Der Angriff Russlands auf die Ukraine stellt die LNG Schifffahrt vor sehr große Herausforderungen
Seit dem Beginn der russischen Invasaion der Ukraine kommt es zu enormen Herausforderungen auf dem Fracht- und Chartermarkt im Segment der flüssigen Massengüter und im Schiffbau. Vor allem im Gastankergeschäft deuten die Zeichen ebenfalls auf starkes Wachstum.

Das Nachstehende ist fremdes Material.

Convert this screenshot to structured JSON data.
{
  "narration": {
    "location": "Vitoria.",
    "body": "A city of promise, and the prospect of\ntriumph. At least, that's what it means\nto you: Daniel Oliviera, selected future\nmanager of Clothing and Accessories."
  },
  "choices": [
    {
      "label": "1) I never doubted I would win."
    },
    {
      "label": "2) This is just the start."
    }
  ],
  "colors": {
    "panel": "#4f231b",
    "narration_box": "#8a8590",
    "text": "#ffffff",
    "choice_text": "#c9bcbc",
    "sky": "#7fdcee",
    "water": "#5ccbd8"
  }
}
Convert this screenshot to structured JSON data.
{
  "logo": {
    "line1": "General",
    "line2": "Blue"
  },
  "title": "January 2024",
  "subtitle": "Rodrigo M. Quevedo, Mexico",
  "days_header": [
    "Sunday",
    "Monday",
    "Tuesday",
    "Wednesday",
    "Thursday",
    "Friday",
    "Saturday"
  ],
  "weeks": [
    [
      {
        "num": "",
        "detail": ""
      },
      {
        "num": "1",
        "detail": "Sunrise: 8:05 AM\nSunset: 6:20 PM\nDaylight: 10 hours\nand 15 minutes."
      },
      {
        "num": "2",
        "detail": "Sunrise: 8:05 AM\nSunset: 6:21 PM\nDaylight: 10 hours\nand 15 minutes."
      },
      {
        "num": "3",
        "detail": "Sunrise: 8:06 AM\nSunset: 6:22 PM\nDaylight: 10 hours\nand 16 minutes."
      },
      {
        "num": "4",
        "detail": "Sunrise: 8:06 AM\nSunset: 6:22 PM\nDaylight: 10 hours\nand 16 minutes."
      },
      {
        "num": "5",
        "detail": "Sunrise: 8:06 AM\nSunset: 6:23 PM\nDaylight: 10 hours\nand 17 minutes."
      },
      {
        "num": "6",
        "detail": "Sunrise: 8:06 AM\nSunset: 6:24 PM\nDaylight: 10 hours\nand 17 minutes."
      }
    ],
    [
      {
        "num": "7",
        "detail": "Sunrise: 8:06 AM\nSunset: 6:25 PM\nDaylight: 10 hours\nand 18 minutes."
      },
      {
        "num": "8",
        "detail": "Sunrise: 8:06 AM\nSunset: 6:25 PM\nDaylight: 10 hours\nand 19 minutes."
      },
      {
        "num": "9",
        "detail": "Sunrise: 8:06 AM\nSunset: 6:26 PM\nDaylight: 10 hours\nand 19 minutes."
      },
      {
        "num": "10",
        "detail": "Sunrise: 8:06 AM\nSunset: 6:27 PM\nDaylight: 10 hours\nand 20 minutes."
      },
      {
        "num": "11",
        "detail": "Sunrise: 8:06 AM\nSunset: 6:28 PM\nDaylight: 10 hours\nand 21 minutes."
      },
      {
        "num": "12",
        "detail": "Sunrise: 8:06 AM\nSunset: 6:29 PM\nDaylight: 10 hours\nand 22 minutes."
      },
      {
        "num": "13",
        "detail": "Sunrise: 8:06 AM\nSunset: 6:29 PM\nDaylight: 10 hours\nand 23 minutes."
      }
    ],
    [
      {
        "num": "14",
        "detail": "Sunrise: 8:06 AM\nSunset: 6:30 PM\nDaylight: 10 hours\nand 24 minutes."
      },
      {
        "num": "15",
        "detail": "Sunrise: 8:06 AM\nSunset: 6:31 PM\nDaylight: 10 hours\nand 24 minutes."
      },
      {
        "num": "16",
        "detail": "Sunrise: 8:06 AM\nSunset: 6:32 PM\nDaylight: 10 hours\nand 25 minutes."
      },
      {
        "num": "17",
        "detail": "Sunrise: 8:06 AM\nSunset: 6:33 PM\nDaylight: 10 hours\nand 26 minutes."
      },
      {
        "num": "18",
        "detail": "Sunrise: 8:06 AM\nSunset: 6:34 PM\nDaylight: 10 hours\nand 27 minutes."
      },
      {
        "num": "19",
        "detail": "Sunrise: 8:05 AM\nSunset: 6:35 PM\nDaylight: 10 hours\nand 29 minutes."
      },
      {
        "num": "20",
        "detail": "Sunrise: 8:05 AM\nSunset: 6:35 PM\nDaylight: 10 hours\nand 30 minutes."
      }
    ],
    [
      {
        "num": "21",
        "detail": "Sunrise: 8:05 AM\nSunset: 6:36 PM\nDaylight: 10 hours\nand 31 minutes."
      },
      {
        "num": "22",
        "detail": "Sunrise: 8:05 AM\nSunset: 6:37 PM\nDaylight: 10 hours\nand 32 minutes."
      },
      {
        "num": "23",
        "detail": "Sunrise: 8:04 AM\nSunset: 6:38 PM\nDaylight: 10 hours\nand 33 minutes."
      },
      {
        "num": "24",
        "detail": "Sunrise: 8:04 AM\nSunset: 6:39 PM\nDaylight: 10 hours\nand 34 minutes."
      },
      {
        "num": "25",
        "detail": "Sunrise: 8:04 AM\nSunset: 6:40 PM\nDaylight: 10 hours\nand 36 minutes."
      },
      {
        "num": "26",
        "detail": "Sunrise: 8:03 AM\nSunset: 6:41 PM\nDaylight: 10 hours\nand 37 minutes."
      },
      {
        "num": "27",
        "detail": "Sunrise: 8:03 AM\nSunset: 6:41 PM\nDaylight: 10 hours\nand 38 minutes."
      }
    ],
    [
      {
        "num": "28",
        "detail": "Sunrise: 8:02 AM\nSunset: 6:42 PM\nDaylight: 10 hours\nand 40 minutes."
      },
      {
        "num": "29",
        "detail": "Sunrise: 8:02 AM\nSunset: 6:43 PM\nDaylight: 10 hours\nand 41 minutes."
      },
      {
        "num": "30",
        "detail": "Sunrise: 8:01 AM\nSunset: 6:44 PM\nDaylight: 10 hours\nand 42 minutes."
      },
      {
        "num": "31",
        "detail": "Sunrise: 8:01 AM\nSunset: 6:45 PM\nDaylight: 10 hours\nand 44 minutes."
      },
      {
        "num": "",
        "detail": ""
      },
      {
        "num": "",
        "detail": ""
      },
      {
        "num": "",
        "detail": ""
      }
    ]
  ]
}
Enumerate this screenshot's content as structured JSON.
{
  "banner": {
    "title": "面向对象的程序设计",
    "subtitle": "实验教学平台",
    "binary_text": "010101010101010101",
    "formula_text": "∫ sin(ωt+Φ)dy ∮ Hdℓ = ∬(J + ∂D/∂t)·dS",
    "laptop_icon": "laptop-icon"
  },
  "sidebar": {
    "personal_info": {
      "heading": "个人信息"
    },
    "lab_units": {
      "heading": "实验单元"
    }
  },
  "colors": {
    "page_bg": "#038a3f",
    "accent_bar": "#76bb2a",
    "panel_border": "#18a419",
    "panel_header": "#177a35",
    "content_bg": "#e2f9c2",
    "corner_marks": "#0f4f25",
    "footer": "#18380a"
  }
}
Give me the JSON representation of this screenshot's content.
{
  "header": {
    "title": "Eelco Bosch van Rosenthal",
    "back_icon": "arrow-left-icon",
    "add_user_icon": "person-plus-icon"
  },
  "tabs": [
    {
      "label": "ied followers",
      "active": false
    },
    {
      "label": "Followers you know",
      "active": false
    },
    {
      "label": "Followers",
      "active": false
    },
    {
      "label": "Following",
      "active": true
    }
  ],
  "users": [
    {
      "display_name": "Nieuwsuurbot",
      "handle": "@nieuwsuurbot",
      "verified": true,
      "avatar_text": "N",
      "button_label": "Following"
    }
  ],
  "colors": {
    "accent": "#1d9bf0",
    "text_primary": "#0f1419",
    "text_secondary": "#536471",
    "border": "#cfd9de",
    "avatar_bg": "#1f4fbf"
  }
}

Wie wir in der ersten Ausgabe von SSMR in diesem Jahr berichteten, hat das weltweite Seehandelsvolumen nach Angaben von Clarkson Research Services wieder das Niveau von vor der COVID-19-Pandemie erreicht und hat von 2020 bis 2021 um 3,6 % zugenommen. Auch für 2022 wird ein Wachstum von etwa 3,4 % erwartet. Die Aussichten für die einzelnen Warengruppen sind jedoch sehr unterschiedlich, insbesondere seit dem Beginn des russischen Einmarsches in der Ukraine. In diesem Zusammenhang kommt es zu enormen Herausforderungen auf dem Fracht- und Chartermarkt im Segment der flüssigen Massengüter und im Schiffbau. Vor allem im Gastankergeschäft deuten die Zeichen ebenfalls auf starkes Wachstum.
Folglich steigen die Preise nicht nur für Neubauten, sondern auch auf dem Second-Hand-Markt nach einem starken Rückgang im Jahr 2021 seit Anfang 2022 wieder steil an. Der Neubaupreis für einen VLCC-Tanker hat sich seit April letzten Jahres von 65 Mio. US$ auf fast 120 Mio. US$ fast verdoppelt.
Mit Blick auf die Gasversorgung in Europa wird deutlich, wie groß der Anstieg der Transport- und Produktionskapazitäten sein muss, um auf (russische) Pipelinetransporte weitgehend verzichten zu können.
Laut dem BP Statistical Review of World Energy wurden im Jahr 2020 167,7 Milliarden Kubikmeter Gas per Pipeline von Russland nach Europa exportiert. Um die gleiche Menge per Schiff aus anderen Märkten wie den USA oder Katar zu importieren, wären zusätzliche Transportkapazitäten für ca. 280 Millionen Kubikmeter LNG erforderlich. Bei der heutigen Standardgröße von 174.000 qbm pro Tanker und einer Transportleistung von ca. 10 Fahrten pro Jahr würde dieser Bedarf einen Flottenzuwachs (rein fiktiv) von etwa 160 Einheiten bedeuten. Bei einem Baupreis von aktuell 220 Mio. US$ pro Tanker wäre das eine Investition von rund 35 Mrd. US$.
Zur Erinnerung, derzeit sind weltweit 680 LNG Tanker mit einem Transportvolumen von 103 Millionen Kubikmetern in Fahrt, weitere 182 LNG Tanker sind bestellt und werden bis 2025 die LNG-Flotte ergänzen.
Um einen möglichen Lieferstopp von russischem Erdgas, das vor allem über Pipelines nach Europa exportiert wird, zu kompensieren, gibt es nicht nur im Schiffsbereich Bewegung im Markt, sondern auch beim notwendigen Ausbau von zusätzlichen Hafenumschlags-anlagen. In Europa gibt es derzeit 36 LNG-Terminals, an denen Flüssiggas per Schiff angeliefert und regasifiziert werden kann. So sind allein in Deutschland – bisher ohne LNG-Terminal – zwei neue LNG-Umschlagplätze im Gespräch.
Mittelfristig wird der mögliche Boykott des russischen Erdgases aber auch die Förderung und Entwicklung alternativer Energiequellen beschleunigen.